Gilles Marchand

Sils Maria… sur la Croisette

Soirée strass, paillettes, smokings et robes longues sur le tapis rouge du Festival de Cannes.

Ballet de limousines, actrices magnifiques, bimbos agitées, body guards connectés, riches clients russes, chinois ou saoudiens, bijoutiers affairés, champagne à gogo et surtout, sésame des nuits cannoises : la fameuse « invitation ». Celle qui permet de rentrer là où il faut être, celle qui donne le droit de se faire écraser les pieds et le reste dans une bousculade sans nom vers l’open bar du moment, celle qui permet de faire semblant de connaître… Quelqu’un! Celle enfin qui ouvre la porte sans avoir à trop courtiser le videur, agent de sécurité au supermarché du coin et maître du monde l’espace d’une soirée. Car, à Cannes, la hiérarchie est subtile et impitoyable.

Il y a d’abord la plèbe, la populace, la foule, qui n’a droit à rien d’autre qu’à attendre des heures avant d’entrevoir un instant le veston froissé d’une personnalité de passage. Cette première catégorie se masse dans la rue. Elle a chaud, froid, mal aux pieds, elle est maltraitée. Mais elle est là, brave parmi les braves.

Il y a ensuite la cohorte des petits invités. Ceux qui arrivent à force de ruse, de petites bassesses ou propositions plus ou moins honnêtes, à se faufiler. Des heures d’attente, un coup de chance, un cocktail tiède et de beaux selfies, preuves digitales vitales qu’« on y était ». Certes, pas dans toutes les fêtes, bien sûr, mais, quand même, on est rentré ici ou là.

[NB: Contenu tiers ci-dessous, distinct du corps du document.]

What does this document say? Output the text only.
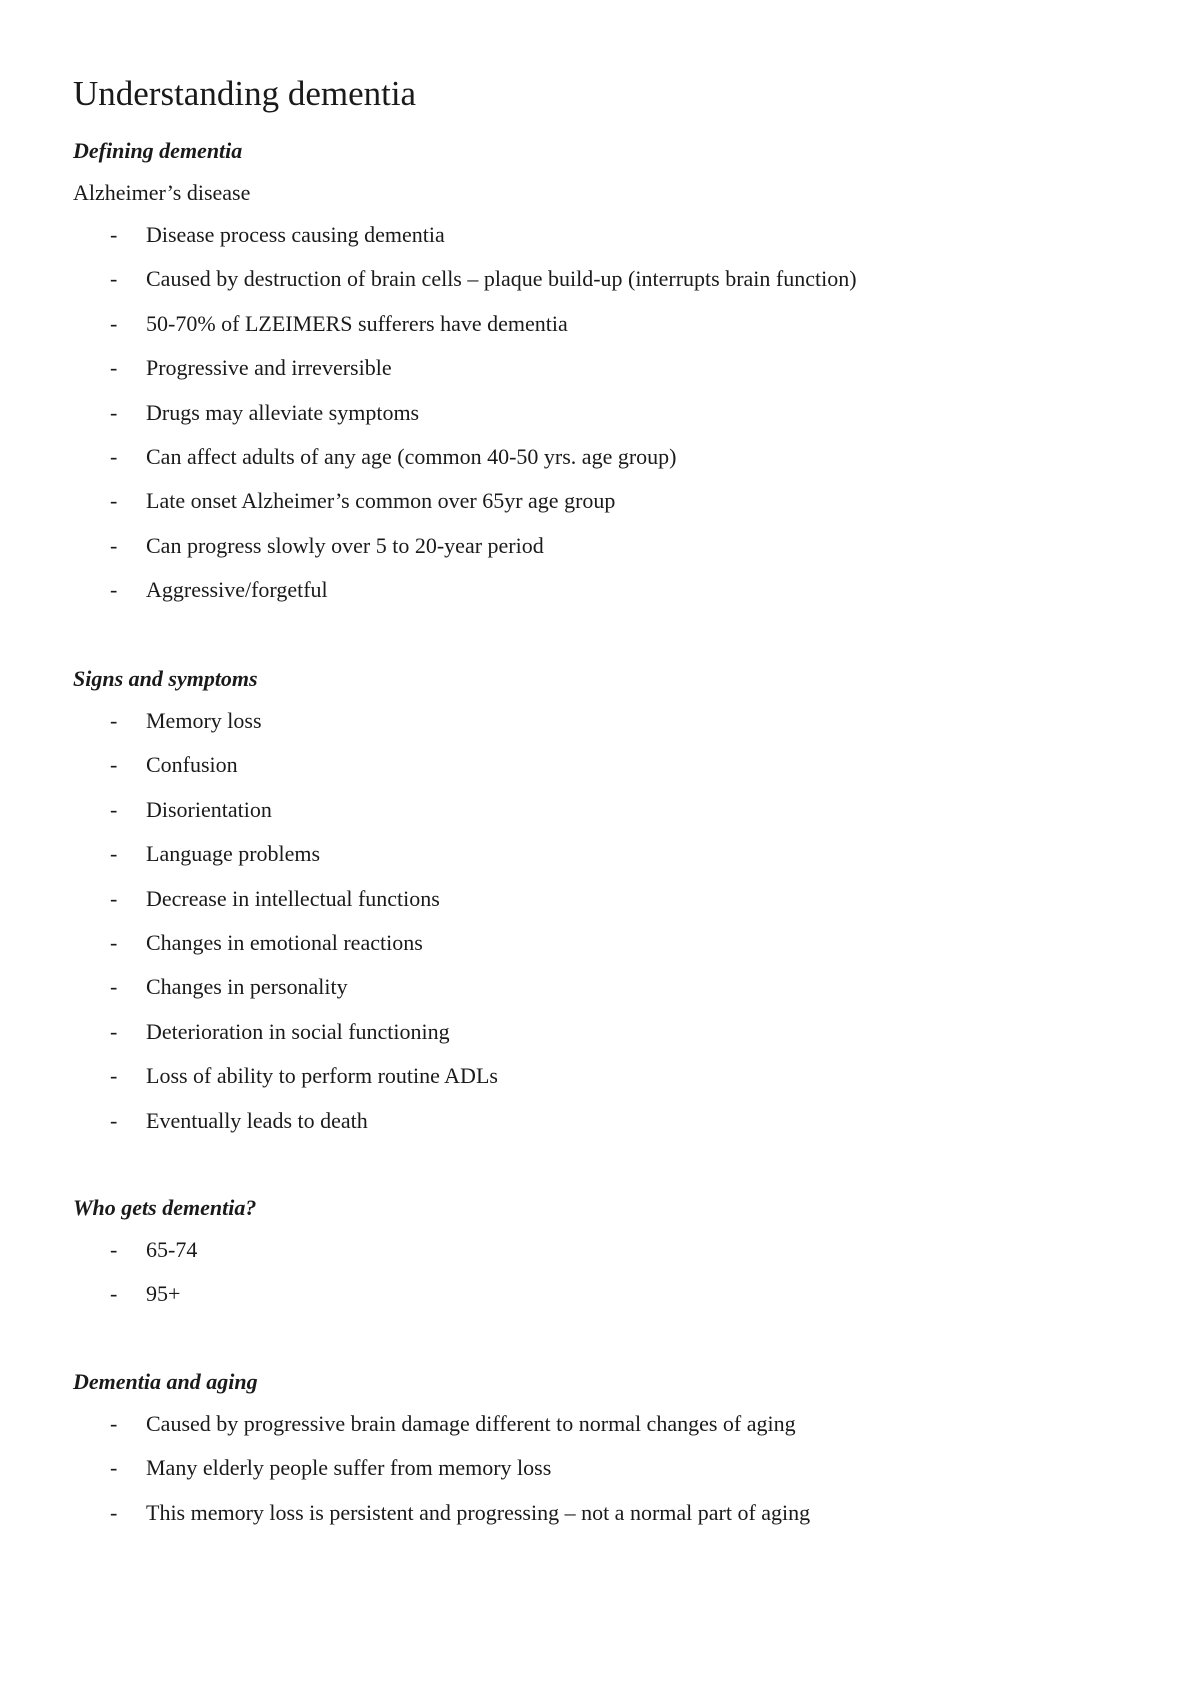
Understanding dementia
Defining dementia

Alzheimer’s disease

- Disease process causing dementia
- Caused by destruction of brain cells – plaque build-up (interrupts brain function)
- 50-70% of LZEIMERS sufferers have dementia
- Progressive and irreversible
- Drugs may alleviate symptoms
- Can affect adults of any age (common 40-50 yrs. age group)
- Late onset Alzheimer’s common over 65yr age group
- Can progress slowly over 5 to 20-year period
- Aggressive/forgetful
Signs and symptoms
- Memory loss
- Confusion
- Disorientation
- Language problems
- Decrease in intellectual functions
- Changes in emotional reactions
- Changes in personality
- Deterioration in social functioning
- Loss of ability to perform routine ADLs
- Eventually leads to death
Who gets dementia?
- 65-74
- 95+
Dementia and aging
- Caused by progressive brain damage different to normal changes of aging
- Many elderly people suffer from memory loss
- This memory loss is persistent and progressing – not a normal part of aging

Le troisième club est celui du business, de l’industrie du film, des photographes, des pros, quoi. Il y a les petits pros et les gros pros. Plus ou moins amers, plus ou moins imbibés au fil des jours et des soirées. Les pros ont des invit’s, ils sont là, se retrouvent, balancent un max. Ils dominent les petits invités, connaissent la musique, les usages. Ils sont aussi les chevilles indispensables de cette grande roue.

On arrive ensuite dans la famille des stars, des actrices, des vrais people. Beaucoup au cinéma, pas mal à la télé, un peu dans le sport. Il y a bien sûr les grandes et les petites stars. Mais, en général, elles choisissent, brassent les invit’s nonchalamment avant de faire le choix du soir. Elles passent alors d’une fête à l’autre, au gré de la nuit et des rumeurs. Cette famille donne la température et le goût de la soirée. Pouvoir immense, éphémère et jouissif, peut-être.

Et puis il y a les puissants, les très riches. Eux, ils invitent. Ils sont entourés d’une cour obséquieuse prête à saisir la moindre miette. Ils produisent, sponsorisent, habillent, parent, diffusent ou, plus simplement, dépensent : ce sont eux les seigneurs du bal.

Et ce petit monde se croise et se décroise sur la Croisette. Quelques kilomètres carrés, des grands et petits hôtels, des trottoirs encombrés, la police, quelques vieilles dames qui promènent leur chien à la tombée de la nuit, d’innombrables petits boulots. Là, dans ce cirque sans limite, dans cette célébration du paraître, surgis de nulle part, quelques moments de grâce qui figent le temps. Car il y a aussi des grands films à Cannes ! Des grands films et des grands acteurs.

L’autre soir, à Cannes, il y avait un beau film, profond, intime, lent. Un film aux antipodes du chaos festif qui l’accueillait. Un film, miroir du temps qui passe pour l’actrice principale, la belle Juliette Binoche, et pour l’actrice qu’elle incarne. Un temps qui passe aussi pour son assistante dans le film, jouée par Kristen Stewart, qui vaut bien plus que les vampires qui l’ont révélée. Et un temps qui passe enfin pour la pièce que les comédiennes interprètent dans le film. Ce film sur le temps qui passe ne se déroule pas au bord de la mer, mais dans les montagnes. Les plans sont somptueux, le cadre imposant, tout comme le brouillard qui, lentement, envahit les vallées grisonnes.

Ce film c’est « Sils Maria », réalisé par Olivier Assayas et coproduit par la Suisse, grâce à l’admirable énergie de Jean-Louis Porchet et Gérard Ruey (CAB Production), soutenus par la SSR et la RTS. « Sils Maria » n’a pas gagné de prix à Cannes, mais il a offert au Festival ce qui est le plus précieux pour lui : un vrai moment de cinéma sans lequel tout le reste ne pourrait pas exister. Des films comme « Sils Maria » sont au Festival de Cannes ce que le goût est aux grandes tables : l’essentiel.

Et il est vraiment  très heureux que, le temps de quelques séquences, la Suisse y soit ainsi associée.